One of the things that really stands out about Existence Is Horror is the band's ability to craft utterly unique riffs. Yes, they fit very much into the modern underground metal paradigm, but they bring something more to the table. Highly melodic and cerebral riffs help to endow the record with a spiraling magic that proves, to me at least, that The Lion's Daughter are turned on to something far more great and terrible than any of us could possibly imagine. The chaotic attack on a song like "Dog Shaped Man" defined by pummeling guitars and breakneck drums is immediately contradicted by riffs that couldn't feel out of place on a progressive death metal record. The diversity helps to ratchet up the intensity, but beyond that, the sheer discord of the record helps to show the genius within and forces you to look at yourself and see if you can engage in the brutality or have to be distanced from the chaotic devastation found within.

There is something almost existential to the chronic heaviness on this record. It's as if the pure torture of being that stalks the members of The Lion's Daughter can't help but suffer in everything they do. Of course, even the dark is balanced with light, or at least something that isn't so straight up horrifying. Though you won't find the deeply emotive artistry that defined A Black Sea here, you will find yourself navigating some similar soundscapes that drag you to deeper depths and force you to confront bleak realities.
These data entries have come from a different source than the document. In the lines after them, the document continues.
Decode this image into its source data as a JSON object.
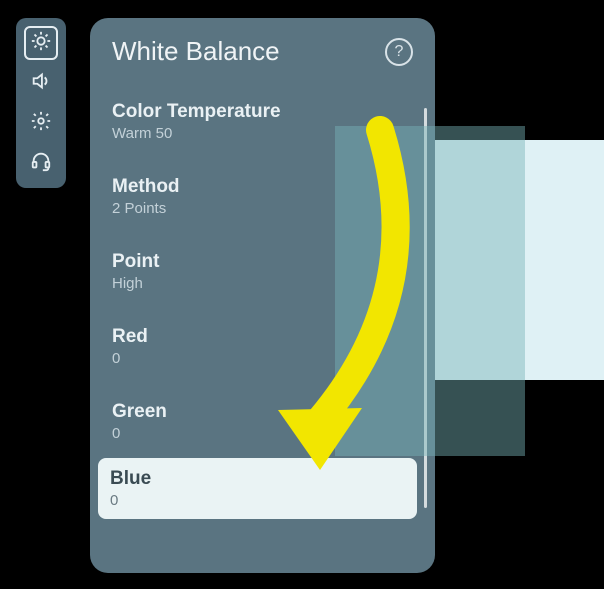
{
  "panel": {
    "title": "White Balance"
  },
  "settings": {
    "color_temp": {
      "label": "Color Temperature",
      "value": "Warm 50"
    },
    "method": {
      "label": "Method",
      "value": "2 Points"
    },
    "point": {
      "label": "Point",
      "value": "High"
    },
    "red": {
      "label": "Red",
      "value": "0"
    },
    "green": {
      "label": "Green",
      "value": "0"
    },
    "blue": {
      "label": "Blue",
      "value": "0"
    }
  },
  "help": {
    "glyph": "?"
  }
}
Perfectly produced (thank you, Sanford Parker) and wondrously refined, this is an album that functions as a pure statement about the difficulty and harsh irony of life on this planet.

The beauty of this album is in its ability to show hope despite the sadness that haunts so many of us. In its sonic blasphemies you start to slowly pick part moments of triumph, moments that show a light at the end of the tunnel and suggest that perhaps, even now we can find a way forward. Don't get me wrong, Existence Is Horror is not an easy listen, and it's definitely a journey that needs to be taken a few times, but that doesn't changes the fact that this is an album that has the potential to change lives, and failing that, at least provide a moment of companionship in an existence defined by horror.